According to Janoyan, some 70 per cent of Armenian lawyers are in cahoots with judges and prosecutors. He even alleges that lawyers have ties to organised crime.


“Justice is anything but ‘just’ these days,” he said. “Barristers are not magicians, but when they sell out to the judicial system it confuses citizens and makes them defenceless.”


Minister of justice Harutunian said lack of funds should not be an obstacle to the institution of public defenders, “In theory, public defenders should be sponsored by the state. Whilst our country is not wealthy enough to afford a good institution [public defenders], it cannot afford to have a bad one either.


“Funding has been increasing year on year.
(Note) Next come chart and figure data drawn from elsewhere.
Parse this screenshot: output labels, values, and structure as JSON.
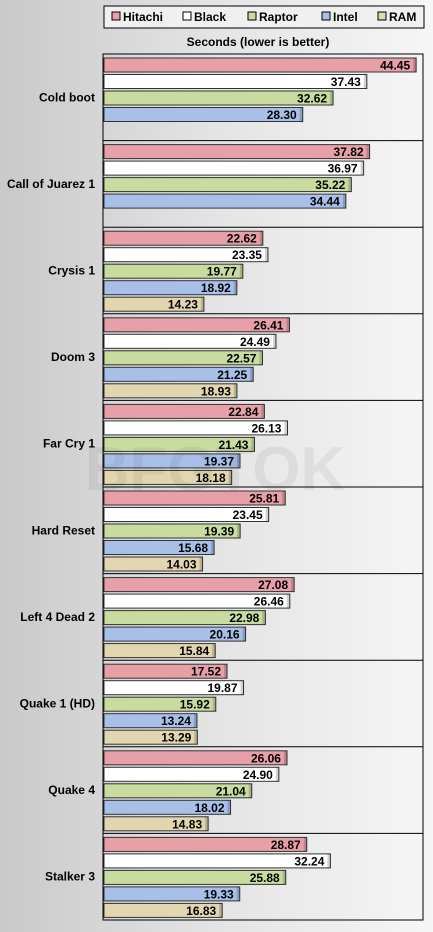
{
  "chart_data": {
    "type": "bar",
    "orientation": "horizontal",
    "title": "Seconds (lower is better)",
    "watermark": "BFGTOK",
    "grid": true,
    "legend_position": "top",
    "categories": [
      "Cold boot",
      "Call of Juarez 1",
      "Crysis 1",
      "Doom 3",
      "Far Cry 1",
      "Hard Reset",
      "Left 4 Dead 2",
      "Quake 1 (HD)",
      "Quake 4",
      "Stalker 3"
    ],
    "xlim": [
      0,
      45
    ],
    "series": [
      {
        "name": "Hitachi",
        "color": "#e8a0a8",
        "values": [
          44.45,
          37.82,
          22.62,
          26.41,
          22.84,
          25.81,
          27.08,
          17.52,
          26.06,
          28.87
        ]
      },
      {
        "name": "Black",
        "color": "#ffffff",
        "values": [
          37.43,
          36.97,
          23.35,
          24.49,
          26.13,
          23.45,
          26.46,
          19.87,
          24.9,
          32.24
        ]
      },
      {
        "name": "Raptor",
        "color": "#c8dca0",
        "values": [
          32.62,
          35.22,
          19.77,
          22.57,
          21.43,
          19.39,
          22.98,
          15.92,
          21.04,
          25.88
        ]
      },
      {
        "name": "Intel",
        "color": "#a8c0e8",
        "values": [
          28.3,
          34.44,
          18.92,
          21.25,
          19.37,
          15.68,
          20.16,
          13.24,
          18.02,
          19.33
        ]
      },
      {
        "name": "RAM",
        "color": "#e2d6b0",
        "values": [
          null,
          null,
          14.23,
          18.93,
          18.18,
          14.03,
          15.84,
          13.29,
          14.83,
          16.83
        ]
      }
    ]
  }
}
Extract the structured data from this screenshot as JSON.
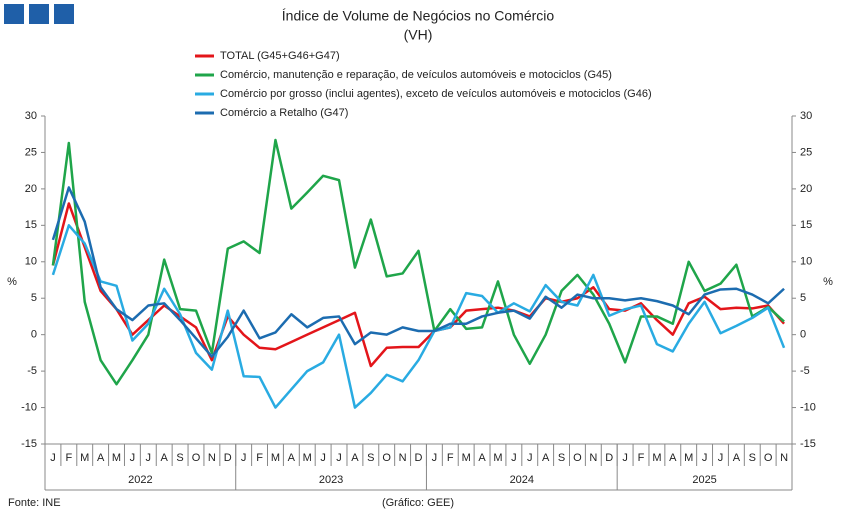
{
  "chart_data": {
    "type": "line",
    "title": "Índice de Volume de Negócios no Comércio",
    "subtitle": "(VH)",
    "y_label": "%",
    "y2_label": "%",
    "source": "Fonte: INE",
    "credit": "(Gráfico: GEE)",
    "categories": [
      "J",
      "F",
      "M",
      "A",
      "M",
      "J",
      "J",
      "A",
      "S",
      "O",
      "N",
      "D",
      "J",
      "F",
      "M",
      "A",
      "M",
      "J",
      "J",
      "A",
      "S",
      "O",
      "N",
      "D",
      "J",
      "F",
      "M",
      "A",
      "M",
      "J",
      "J",
      "A",
      "S",
      "O",
      "N",
      "D",
      "J",
      "F",
      "M",
      "A",
      "M",
      "J",
      "J",
      "A",
      "S",
      "O",
      "N"
    ],
    "x_groups": [
      {
        "label": "2022",
        "size": 12
      },
      {
        "label": "2023",
        "size": 12
      },
      {
        "label": "2024",
        "size": 12
      },
      {
        "label": "2025",
        "size": 11
      }
    ],
    "ylim": [
      -15,
      30
    ],
    "yticks": [
      -15,
      -10,
      -5,
      0,
      5,
      10,
      15,
      20,
      25,
      30
    ],
    "y2lim": [
      -15,
      30
    ],
    "y2ticks": [
      -15,
      -10,
      -5,
      0,
      5,
      10,
      15,
      20,
      25,
      30
    ],
    "grid": false,
    "series": [
      {
        "name": "TOTAL (G45+G46+G47)",
        "color": "#e3151a",
        "values": [
          9.5,
          18,
          12,
          6,
          3.5,
          0,
          2,
          4,
          2.5,
          1,
          -3.5,
          2.5,
          0,
          -1.8,
          -2,
          -1,
          0,
          1,
          2,
          3,
          -4.3,
          -1.8,
          -1.7,
          -1.7,
          0.5,
          1,
          3.3,
          3.5,
          3.7,
          3.3,
          2.5,
          5,
          4.5,
          5,
          6.5,
          3.5,
          3.3,
          4.3,
          2,
          0,
          4.3,
          5.2,
          3.5,
          3.7,
          3.6,
          4,
          1.5
        ]
      },
      {
        "name": "Comércio, manutenção e reparação, de veículos automóveis e motociclos (G45)",
        "color": "#1fa54a",
        "values": [
          9.5,
          26.3,
          4.5,
          -3.5,
          -6.8,
          -3.5,
          0,
          10.3,
          3.5,
          3.3,
          -2.5,
          11.8,
          12.8,
          11.2,
          26.7,
          17.3,
          19.5,
          21.8,
          21.2,
          9.2,
          15.8,
          8,
          8.4,
          11.5,
          0.5,
          3.5,
          0.8,
          1,
          7.3,
          0,
          -4,
          0,
          6,
          8.2,
          5.5,
          1.5,
          -3.8,
          2.5,
          2.5,
          1.5,
          10,
          6,
          7,
          9.6,
          2.5,
          3.8,
          1.8
        ]
      },
      {
        "name": "Comércio por grosso (inclui agentes), exceto de veículos automóveis e motociclos (G46)",
        "color": "#29abe2",
        "values": [
          8.2,
          15,
          12.5,
          7.3,
          6.7,
          -0.8,
          1.5,
          6.3,
          2.8,
          -2.5,
          -4.8,
          3.3,
          -5.7,
          -5.8,
          -10,
          -7.5,
          -5,
          -3.8,
          0,
          -10,
          -8,
          -5.5,
          -6.4,
          -3.5,
          0.5,
          1,
          5.7,
          5.3,
          3,
          4.3,
          3.2,
          6.8,
          4.5,
          4,
          8.2,
          2.6,
          3.5,
          4,
          -1.3,
          -2.3,
          1.5,
          4.5,
          0.2,
          1.2,
          2.3,
          3.7,
          -1.8
        ]
      },
      {
        "name": "Comércio a Retalho (G47)",
        "color": "#1c6cb0",
        "values": [
          13,
          20.2,
          15.5,
          6.5,
          3.5,
          2,
          4,
          4.3,
          2,
          -0.5,
          -3,
          -0.3,
          3.3,
          -0.5,
          0.3,
          2.8,
          1,
          2.3,
          2.5,
          -1.3,
          0.3,
          0,
          1,
          0.5,
          0.5,
          1.5,
          1.5,
          2.5,
          3,
          3.3,
          2.2,
          5.2,
          3.7,
          5.5,
          5,
          5,
          4.7,
          5,
          4.6,
          4,
          2.8,
          5.5,
          6.2,
          6.3,
          5.5,
          4.3,
          6.3
        ]
      }
    ]
  }
}
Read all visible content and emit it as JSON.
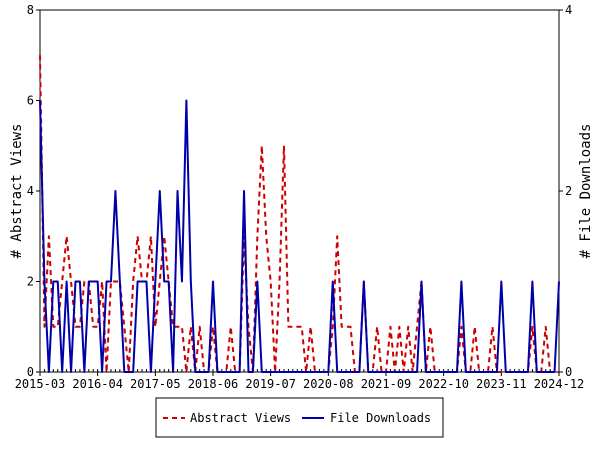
{
  "chart_data": {
    "type": "line",
    "ylabel": "# Abstract Views",
    "y2label": "# File Downloads",
    "ylim": [
      0,
      8
    ],
    "y2lim": [
      0,
      4
    ],
    "yticks": [
      0,
      2,
      4,
      6,
      8
    ],
    "y2ticks": [
      0,
      2,
      4
    ],
    "xticks": [
      "2015-03",
      "2016-04",
      "2017-05",
      "2018-06",
      "2019-07",
      "2020-08",
      "2021-09",
      "2022-10",
      "2023-11",
      "2024-12"
    ],
    "x_start": "2015-03",
    "grid": false,
    "legend_position": "bottom",
    "series": [
      {
        "name": "Abstract Views",
        "color": "#cc0000",
        "dash": "dashed",
        "axis": "left",
        "values": [
          7,
          1,
          3,
          1,
          1,
          2,
          3,
          2,
          1,
          1,
          2,
          2,
          1,
          1,
          2,
          0,
          2,
          2,
          2,
          1,
          0,
          2,
          3,
          2,
          2,
          3,
          1,
          2,
          3,
          2,
          1,
          1,
          1,
          0,
          1,
          0,
          1,
          0,
          0,
          1,
          0,
          0,
          0,
          1,
          0,
          0,
          3,
          1,
          0,
          3,
          5,
          3,
          2,
          0,
          2,
          5,
          1,
          1,
          1,
          1,
          0,
          1,
          0,
          0,
          0,
          0,
          1,
          3,
          1,
          1,
          1,
          0,
          0,
          2,
          0,
          0,
          1,
          0,
          0,
          1,
          0,
          1,
          0,
          1,
          0,
          1,
          2,
          0,
          1,
          0,
          0,
          0,
          0,
          0,
          0,
          1,
          0,
          0,
          1,
          0,
          0,
          0,
          1,
          0,
          0,
          0,
          0,
          0,
          0,
          0,
          0,
          1,
          0,
          0,
          1,
          0,
          0,
          0
        ]
      },
      {
        "name": "File Downloads",
        "color": "#0000aa",
        "dash": "solid",
        "axis": "right",
        "values": [
          3,
          1,
          0,
          1,
          1,
          0,
          1,
          0,
          1,
          1,
          0,
          1,
          1,
          1,
          0,
          1,
          1,
          2,
          1,
          0,
          0,
          0,
          1,
          1,
          1,
          0,
          1,
          2,
          1,
          1,
          0,
          2,
          1,
          3,
          1,
          0,
          0,
          0,
          0,
          1,
          0,
          0,
          0,
          0,
          0,
          0,
          2,
          0,
          0,
          1,
          0,
          0,
          0,
          0,
          0,
          0,
          0,
          0,
          0,
          0,
          0,
          0,
          0,
          0,
          0,
          0,
          1,
          0,
          0,
          0,
          0,
          0,
          0,
          1,
          0,
          0,
          0,
          0,
          0,
          0,
          0,
          0,
          0,
          0,
          0,
          0,
          1,
          0,
          0,
          0,
          0,
          0,
          0,
          0,
          0,
          1,
          0,
          0,
          0,
          0,
          0,
          0,
          0,
          0,
          1,
          0,
          0,
          0,
          0,
          0,
          0,
          1,
          0,
          0,
          0,
          0,
          0,
          1
        ]
      }
    ]
  }
}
Things are getting better.”


Fears are being expressed that the quarrel in the new chamber is damaging the reputation of Armenian lawyers just as they are trying to become more independent. Tigran Ter Esayan, a former president of the International Bar Association, described the ongoing internal strife within the Bar Chamber as “a disgrace”, saying it gives Armenian lawyers a “bad name”.


“What’s going on is the opposite of consolidation, and that’s exactly what the government wants,” he told IWPR. “This cannot be good and the split will only get worse.”


Mikael Danielian, chairman of Armenia’s Helsinki Association, a leading human rights group, also took part in the vote and expressed disappointment at the way it ended.


“If these are the people who should be defending the letter of the law, how can we trust them?” he asked. Danielian expressed sympathy for the winner, Azarian, saying, “He is young and he has behaved decently throughout all this.”


“Seeing all this happening, how can anyone trust a lawyer any more?” said Nino Sarkisian, the mother of a soldier killed while doing military service. “These people are going out of their way to put each other down. How are they going to defend us in court?”


Zhanna Alexanian is a correspondent with www.armenianow.com in Yerevan.